I had to know more, especially as the pens continued to appear, and the maker dubbed himself Apprentice, puzzling out clues left behind in the Maker’s abandoned workshop. Magic bells. Spinning blue lights. Flowers in clear running streams. I reached across time and space (i.e. I sent an Instagram message) to find the answers.
Google Meet opened a portal, and the Apprentice, known to me as Jesse, spoke to me from a workshop in Colorado hung with handmade guitars.

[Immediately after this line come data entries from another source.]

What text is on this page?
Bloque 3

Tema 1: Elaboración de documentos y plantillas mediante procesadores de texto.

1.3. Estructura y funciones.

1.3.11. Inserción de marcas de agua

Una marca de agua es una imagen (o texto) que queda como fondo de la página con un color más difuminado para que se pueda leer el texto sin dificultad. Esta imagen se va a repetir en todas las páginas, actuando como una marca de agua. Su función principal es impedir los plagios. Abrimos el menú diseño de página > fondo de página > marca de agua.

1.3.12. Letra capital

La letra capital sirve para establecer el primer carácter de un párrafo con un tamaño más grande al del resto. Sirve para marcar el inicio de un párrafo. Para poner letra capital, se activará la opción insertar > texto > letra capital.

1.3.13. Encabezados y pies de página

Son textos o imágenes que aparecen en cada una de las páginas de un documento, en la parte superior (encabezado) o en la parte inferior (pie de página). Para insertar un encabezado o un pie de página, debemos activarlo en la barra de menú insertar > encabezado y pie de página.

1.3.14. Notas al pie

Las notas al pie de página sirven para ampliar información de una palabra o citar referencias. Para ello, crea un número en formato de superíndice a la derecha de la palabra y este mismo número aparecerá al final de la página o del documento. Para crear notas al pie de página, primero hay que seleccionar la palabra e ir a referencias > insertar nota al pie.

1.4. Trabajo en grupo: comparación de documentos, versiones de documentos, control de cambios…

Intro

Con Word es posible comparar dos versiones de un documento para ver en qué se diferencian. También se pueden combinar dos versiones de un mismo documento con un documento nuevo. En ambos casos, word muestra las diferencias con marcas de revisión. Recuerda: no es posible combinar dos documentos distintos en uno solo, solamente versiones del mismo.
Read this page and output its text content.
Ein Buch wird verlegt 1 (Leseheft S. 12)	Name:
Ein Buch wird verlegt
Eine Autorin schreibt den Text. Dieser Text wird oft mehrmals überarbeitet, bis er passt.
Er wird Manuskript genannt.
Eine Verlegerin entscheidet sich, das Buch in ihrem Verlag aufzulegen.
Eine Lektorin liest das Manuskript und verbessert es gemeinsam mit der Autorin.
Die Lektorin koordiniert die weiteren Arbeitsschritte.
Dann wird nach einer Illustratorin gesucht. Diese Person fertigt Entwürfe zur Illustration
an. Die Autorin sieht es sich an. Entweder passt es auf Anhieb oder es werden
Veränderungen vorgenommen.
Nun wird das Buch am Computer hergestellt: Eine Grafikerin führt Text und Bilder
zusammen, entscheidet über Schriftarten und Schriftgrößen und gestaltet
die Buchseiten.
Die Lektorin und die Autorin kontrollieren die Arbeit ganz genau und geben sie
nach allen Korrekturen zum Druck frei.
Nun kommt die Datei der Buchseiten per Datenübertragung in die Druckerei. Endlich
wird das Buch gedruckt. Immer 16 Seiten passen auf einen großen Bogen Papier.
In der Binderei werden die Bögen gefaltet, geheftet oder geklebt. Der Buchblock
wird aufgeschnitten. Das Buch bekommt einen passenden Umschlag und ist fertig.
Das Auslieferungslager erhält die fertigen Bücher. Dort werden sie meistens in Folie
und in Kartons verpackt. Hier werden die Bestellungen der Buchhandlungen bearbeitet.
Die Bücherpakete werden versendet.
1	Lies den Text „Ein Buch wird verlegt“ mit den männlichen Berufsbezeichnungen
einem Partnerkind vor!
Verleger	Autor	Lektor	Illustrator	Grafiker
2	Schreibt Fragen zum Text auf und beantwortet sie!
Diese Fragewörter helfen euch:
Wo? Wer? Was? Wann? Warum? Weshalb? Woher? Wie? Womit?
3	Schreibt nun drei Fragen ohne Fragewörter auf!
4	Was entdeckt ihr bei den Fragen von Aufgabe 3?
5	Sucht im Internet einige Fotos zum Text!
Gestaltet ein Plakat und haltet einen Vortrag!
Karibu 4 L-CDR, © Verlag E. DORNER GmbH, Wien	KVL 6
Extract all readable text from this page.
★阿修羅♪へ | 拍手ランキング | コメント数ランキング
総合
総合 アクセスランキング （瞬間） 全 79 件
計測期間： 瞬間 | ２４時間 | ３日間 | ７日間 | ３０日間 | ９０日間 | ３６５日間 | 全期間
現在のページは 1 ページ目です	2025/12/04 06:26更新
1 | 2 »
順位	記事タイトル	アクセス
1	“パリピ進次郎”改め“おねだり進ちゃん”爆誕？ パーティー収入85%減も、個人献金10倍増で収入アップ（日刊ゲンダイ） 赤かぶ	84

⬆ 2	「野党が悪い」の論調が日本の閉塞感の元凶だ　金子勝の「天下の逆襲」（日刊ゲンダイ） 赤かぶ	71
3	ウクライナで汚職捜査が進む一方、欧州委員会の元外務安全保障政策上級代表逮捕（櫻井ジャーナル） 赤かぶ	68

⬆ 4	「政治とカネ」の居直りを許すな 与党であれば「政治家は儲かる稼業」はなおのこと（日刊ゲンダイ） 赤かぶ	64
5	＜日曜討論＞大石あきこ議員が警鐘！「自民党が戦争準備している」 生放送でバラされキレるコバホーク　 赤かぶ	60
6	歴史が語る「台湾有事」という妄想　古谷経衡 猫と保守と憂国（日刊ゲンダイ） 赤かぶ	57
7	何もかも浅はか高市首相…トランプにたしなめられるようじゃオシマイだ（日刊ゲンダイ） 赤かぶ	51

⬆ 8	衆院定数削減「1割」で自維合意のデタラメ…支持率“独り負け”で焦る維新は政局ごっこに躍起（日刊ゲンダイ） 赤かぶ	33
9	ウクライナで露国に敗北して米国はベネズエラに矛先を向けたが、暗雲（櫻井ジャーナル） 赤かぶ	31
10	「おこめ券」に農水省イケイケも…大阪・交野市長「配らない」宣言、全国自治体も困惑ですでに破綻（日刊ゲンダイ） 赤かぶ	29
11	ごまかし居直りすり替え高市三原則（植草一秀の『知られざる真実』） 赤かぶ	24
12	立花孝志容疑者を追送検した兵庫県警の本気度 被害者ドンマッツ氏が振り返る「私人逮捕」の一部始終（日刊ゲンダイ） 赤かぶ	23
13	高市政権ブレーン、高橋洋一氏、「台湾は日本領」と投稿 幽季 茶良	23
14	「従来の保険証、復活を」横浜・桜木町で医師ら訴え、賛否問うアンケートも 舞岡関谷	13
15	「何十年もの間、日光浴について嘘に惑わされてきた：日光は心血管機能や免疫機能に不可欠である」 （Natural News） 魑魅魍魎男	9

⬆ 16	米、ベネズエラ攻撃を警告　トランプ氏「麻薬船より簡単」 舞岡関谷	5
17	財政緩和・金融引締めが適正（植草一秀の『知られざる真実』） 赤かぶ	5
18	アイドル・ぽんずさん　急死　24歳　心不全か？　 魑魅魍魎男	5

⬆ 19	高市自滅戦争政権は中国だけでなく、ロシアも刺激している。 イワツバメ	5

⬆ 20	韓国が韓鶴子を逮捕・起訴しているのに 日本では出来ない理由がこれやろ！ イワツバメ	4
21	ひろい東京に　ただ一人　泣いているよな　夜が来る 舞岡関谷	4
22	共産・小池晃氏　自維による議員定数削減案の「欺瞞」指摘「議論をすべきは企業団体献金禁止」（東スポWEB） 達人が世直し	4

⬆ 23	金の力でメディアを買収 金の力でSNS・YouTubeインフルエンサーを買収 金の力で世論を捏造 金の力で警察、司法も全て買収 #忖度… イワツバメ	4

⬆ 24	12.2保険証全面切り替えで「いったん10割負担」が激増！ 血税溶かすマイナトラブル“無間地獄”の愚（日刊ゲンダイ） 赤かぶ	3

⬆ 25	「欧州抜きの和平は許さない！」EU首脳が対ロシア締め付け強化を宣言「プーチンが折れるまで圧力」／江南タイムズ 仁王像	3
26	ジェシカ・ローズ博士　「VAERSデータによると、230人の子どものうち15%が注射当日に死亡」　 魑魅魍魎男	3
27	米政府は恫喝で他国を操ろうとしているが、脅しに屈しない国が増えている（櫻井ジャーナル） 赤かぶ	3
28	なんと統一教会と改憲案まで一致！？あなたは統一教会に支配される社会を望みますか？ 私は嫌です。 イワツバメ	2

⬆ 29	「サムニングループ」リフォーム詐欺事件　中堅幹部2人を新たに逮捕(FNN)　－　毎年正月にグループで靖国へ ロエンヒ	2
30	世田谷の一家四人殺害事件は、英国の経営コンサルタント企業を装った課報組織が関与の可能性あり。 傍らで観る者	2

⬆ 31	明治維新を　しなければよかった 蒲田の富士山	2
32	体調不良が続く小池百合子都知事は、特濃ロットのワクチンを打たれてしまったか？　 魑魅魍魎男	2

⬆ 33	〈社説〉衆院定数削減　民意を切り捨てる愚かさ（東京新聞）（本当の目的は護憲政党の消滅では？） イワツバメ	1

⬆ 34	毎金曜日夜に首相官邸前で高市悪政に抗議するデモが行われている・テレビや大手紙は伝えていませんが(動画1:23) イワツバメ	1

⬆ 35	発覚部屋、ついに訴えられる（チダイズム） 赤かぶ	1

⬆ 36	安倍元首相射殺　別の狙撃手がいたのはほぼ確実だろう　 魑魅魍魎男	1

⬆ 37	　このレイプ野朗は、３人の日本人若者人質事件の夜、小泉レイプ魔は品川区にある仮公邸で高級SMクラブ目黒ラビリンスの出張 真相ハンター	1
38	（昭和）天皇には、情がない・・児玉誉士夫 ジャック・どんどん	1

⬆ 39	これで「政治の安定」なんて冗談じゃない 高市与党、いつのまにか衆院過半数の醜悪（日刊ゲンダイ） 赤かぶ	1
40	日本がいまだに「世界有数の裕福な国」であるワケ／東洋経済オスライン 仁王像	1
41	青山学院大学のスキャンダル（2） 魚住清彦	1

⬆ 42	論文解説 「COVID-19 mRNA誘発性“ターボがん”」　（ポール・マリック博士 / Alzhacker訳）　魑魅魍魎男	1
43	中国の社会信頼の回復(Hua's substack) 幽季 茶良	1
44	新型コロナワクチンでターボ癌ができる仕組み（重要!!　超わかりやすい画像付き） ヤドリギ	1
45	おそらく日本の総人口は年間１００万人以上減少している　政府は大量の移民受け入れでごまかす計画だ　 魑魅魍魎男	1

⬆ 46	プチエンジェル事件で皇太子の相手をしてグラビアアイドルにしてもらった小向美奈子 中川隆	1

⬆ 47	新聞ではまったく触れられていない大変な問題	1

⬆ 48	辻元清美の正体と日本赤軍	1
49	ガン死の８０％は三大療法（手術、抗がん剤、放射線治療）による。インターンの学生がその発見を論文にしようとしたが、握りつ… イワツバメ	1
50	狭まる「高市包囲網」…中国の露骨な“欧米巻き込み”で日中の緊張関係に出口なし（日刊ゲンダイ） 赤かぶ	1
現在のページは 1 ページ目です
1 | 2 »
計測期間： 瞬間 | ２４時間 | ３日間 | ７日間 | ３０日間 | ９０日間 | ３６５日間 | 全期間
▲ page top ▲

He got hooked (sorry; I’ll see myself out) on making things as a fishing-obsessed child of ten, turning fishing lures on the lathe in his father’s workshop. “I get hyperfocused on hobbies, and go really deep.” Taking up music in high school led to building custom electric guitars. “It takes about eighty hours to make a guitar and uses lots of toxic chemicals, so I reluctantly gave that up.”
A busy career in health care and behavioral science didn’t put a damper on the creative drive. Jesse did portrait sculpture (“the MESSIEST form of art you can imagine”) and painting. He grew up with journaling, reading, and creative writing, so between that and the need to take notes at meetings, a pen was often in his hand. “I wanted to make writing more special. One day I thought, ‘Are there other ways I can write besides this Bic?’” The answer, of course, was YES.
The rabbit hole, as we know, is steep and deep. “I tried the big brands. Watching ink dry was therapeutic – to watch the line appear and dry. I tried a variety of nibs.”
This past spring, he made his first pen. “Whenever I get involved in something, I try to make it.” His lifelong love of fantasy literature merged with his love of pens to create a whole world.
“I was looking at a beautiful pen and imagining a story where the major characters used writing to overcome challenges in their lives. I was using pens to overcome some neurodivergences, and I had most of the equipment already, so I ordered some blanks and made a pen. It was ok! I decided to create the things that inspire me.”